Saudi Basic Industries Corporation (SABIC) a enregistré sa troisième perte trimestrielle consécutive au deuxième trimestre 2025, poussant le géant pétrochimique à intensifier sa restructuration face à un marché structurellement défié. La société a réduit ses prévisions d’investissement de 500 millions de dollars, fixant désormais une fourchette entre 3 et 3,5 milliards de dollars pour 2025, alors que la surcapacité mondiale atteint des niveaux records de 218 millions de tonnes.
Fermetures européennes et optimisation du portefeuille
La fermeture du cracker de Teesside au Royaume-Uni en juin a généré 3,78 milliards de riyals saoudiens en charges et provisions, illustrant l’ampleur des défis auxquels fait face l’industrie européenne.
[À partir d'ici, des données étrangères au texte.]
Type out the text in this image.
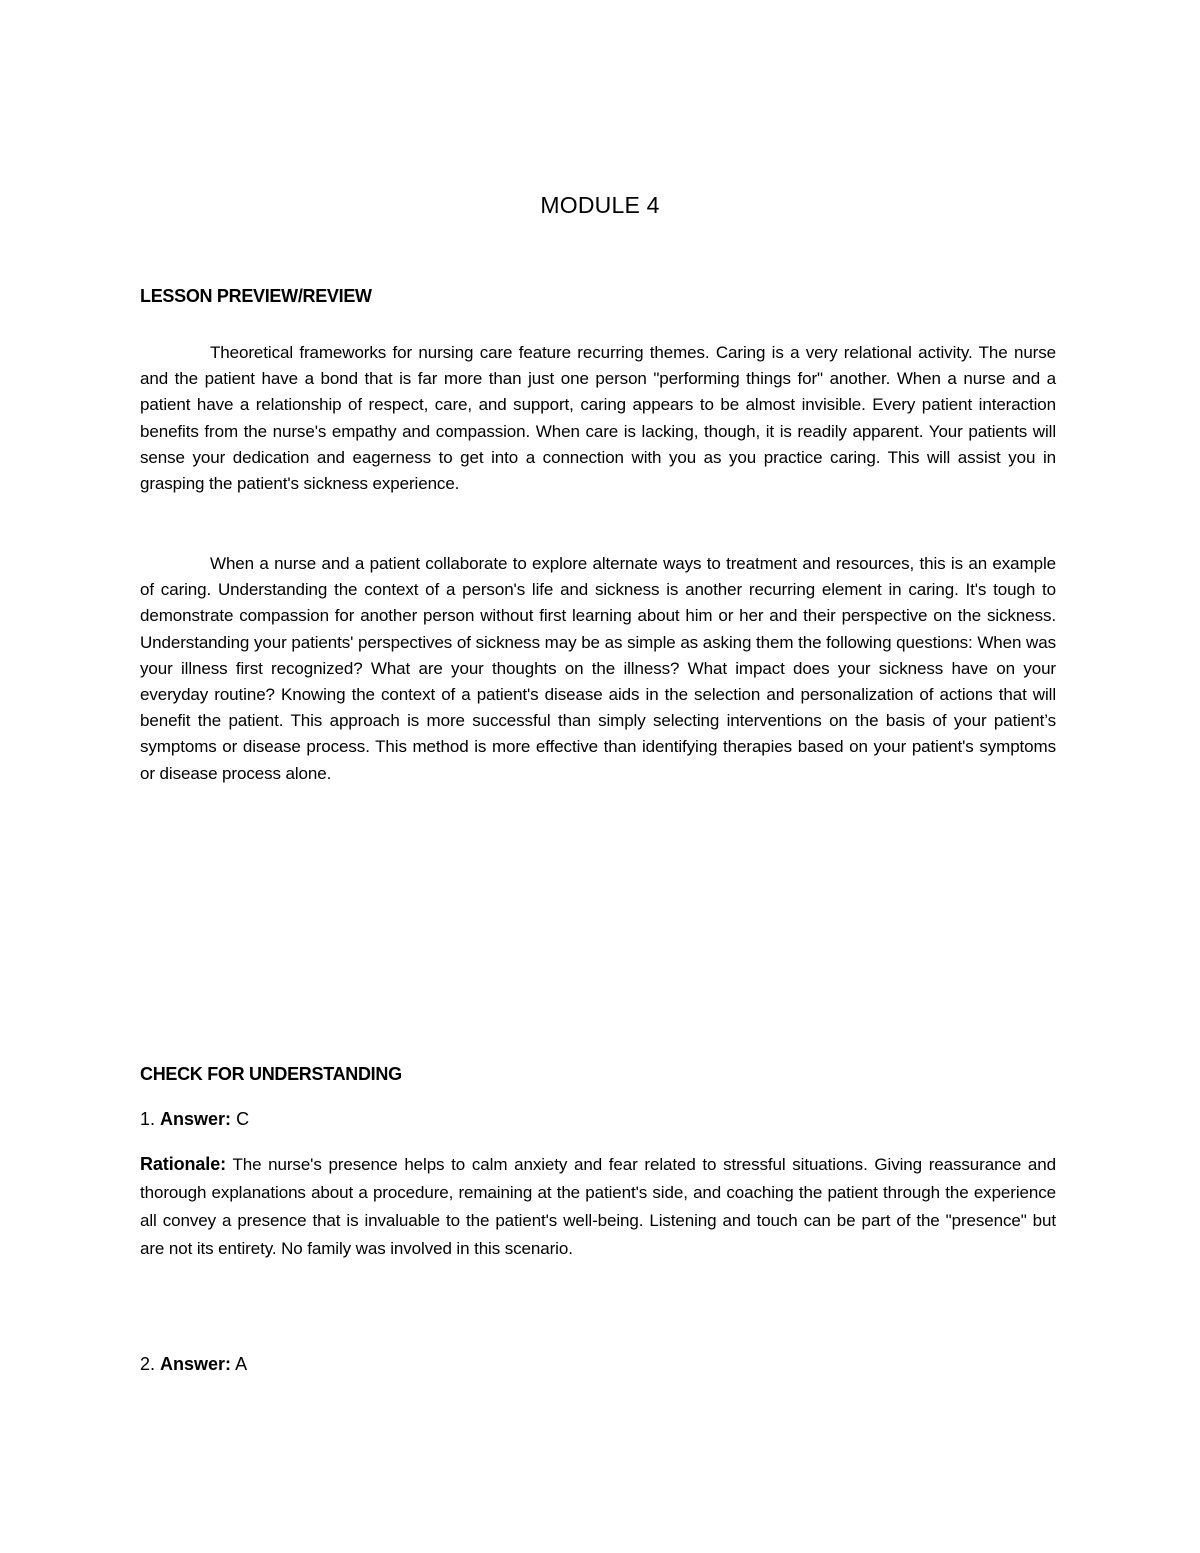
MODULE 4
LESSON PREVIEW/REVIEW

Theoretical frameworks for nursing care feature recurring themes. Caring is a very relational activity. The nurse and the patient have a bond that is far more than just one person "performing things for" another. When a nurse and a patient have a relationship of respect, care, and support, caring appears to be almost invisible. Every patient interaction benefits from the nurse's empathy and compassion. When care is lacking, though, it is readily apparent. Your patients will sense your dedication and eagerness to get into a connection with you as you practice caring. This will assist you in grasping the patient's sickness experience.

When a nurse and a patient collaborate to explore alternate ways to treatment and resources, this is an example of caring. Understanding the context of a person's life and sickness is another recurring element in caring. It's tough to demonstrate compassion for another person without first learning about him or her and their perspective on the sickness. Understanding your patients' perspectives of sickness may be as simple as asking them the following questions: When was your illness first recognized? What are your thoughts on the illness? What impact does your sickness have on your everyday routine? Knowing the context of a patient's disease aids in the selection and personalization of actions that will benefit the patient. This approach is more successful than simply selecting interventions on the basis of your patient’s symptoms or disease process. This method is more effective than identifying therapies based on your patient's symptoms or disease process alone.

CHECK FOR UNDERSTANDING

1. Answer: C

Rationale: The nurse's presence helps to calm anxiety and fear related to stressful situations. Giving reassurance and thorough explanations about a procedure, remaining at the patient's side, and coaching the patient through the experience all convey a presence that is invaluable to the patient's well-being. Listening and touch can be part of the "presence" but are not its entirety. No family was involved in this scenario.

2. Answer: A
Salah al-Hareky, vice-président exécutif des finances de SABIC, a confirmé que la société explorait des opportunités de consolidation du marché via des sorties partielles ou complètes, particulièrement en Europe et aux États-Unis. Cette stratégie s’inscrit dans un contexte où les crackers européens fonctionnent à seulement 70-75% de leur capacité, bien en deçà des 80-90% attendus par l’industrie.
Le directeur général Abdulrahman al-Fageeh a souligné que l’industrie pétrochimique reste structurellement défie, incluant une surcapacité mondiale prolongée et une pression soutenue sur les marges. Un bureau de gestion de projet dédié a été établi sous supervision directe du conseil d’administration pour accélérer l’optimisation du portefeuille avec discipline et urgence.
Projets stratégiques maintenus malgré les défis
Malgré ces difficultés, SABIC maintient ses investissements stratégiques en Asie. Le projet MTBE (méthyl tert-butyl éther) de Jubail, d’une capacité d’un million de tonnes métriques par an, affiche un taux d’achèvement de 95%, avec une mise en service prévue au troisième trimestre 2025. Le complexe pétrochimique de Fujian en Chine progresse selon le calendrier et le budget alloués, démontrant l’engagement de SABIC dans la région Asie-Pacifique.
La société a également annoncé l’évaluation stratégique et l’introduction en bourse prévue de sa filiale National Industrial Gases, dans le cadre de sa stratégie d’optimisation du portefeuille. Cette initiative s’accompagne d’un engagement fort envers la durabilité, avec des objectifs ambitieux de neutralité carbone d’ici 2050 et une réduction de 20% des émissions de gaz à effet de serre d’ici 2030.
Performance financière sous pression
Les revenus du deuxième trimestre ont baissé de 0,4% par rapport à l’année précédente, s’établissant à 35,57 milliards de riyals saoudiens, malgré une augmentation des volumes de vente. Les volumes de vente pétrochimiques ont augmenté de 3% tandis que les prix moyens ont chuté de 3% sur une base trimestrielle. Cette divergence reflète les défis auxquels l’industrie est confrontée, avec une demande affaiblie par l’incertitude économique mondiale et une offre abondante.
La notation de crédit A+/A1 de SABIC reste parmi les meilleures du secteur chimique mondial, offrant une certaine résilience financière. La société a introduit 58 nouveaux produits pour ses clients au deuxième trimestre 2025, démontrant son engagement continu envers l’innovation centrée sur le client malgré les vents contraires du marché.
Impact de l’autosuffisance chinoise sur les exportations
Un facteur critique affectant SABIC et l’ensemble du secteur pétrochimique du Moyen-Orient est la progression rapide de la Chine vers l’autosuffisance. Les producteurs chinois pourraient couvrir 75% de la demande nationale en polyéthylène haute densité, 94% en polyéthylène linéaire basse densité et plus de 100% en polypropylène d’ici 2025. Cette transformation structurelle force les exportateurs traditionnels à repenser leurs stratégies de marché et à explorer de nouvelles destinations comme l’Afrique et l’Amérique latine.
La capacité d’éthylène de la Chine augmente de 6,5% par an et devrait atteindre 87 millions de tonnes métriques d’ici 2030, soit plus du triple de la capacité actuelle de l’Union européenne. Cette expansion massive, combinée à la construction d’installations en Asie du Sud-Est pour contourner les tarifs occidentaux, redessine fondamentalement les flux commerciaux mondiaux de produits pétrochimiques. Les producteurs du Moyen-Orient, historiquement dépendants des exportations vers l’Asie, doivent désormais naviguer dans un paysage commercial radicalement différent, où leur principal marché d’exportation devient progressivement autosuffisant et même exportateur net pour certains produits.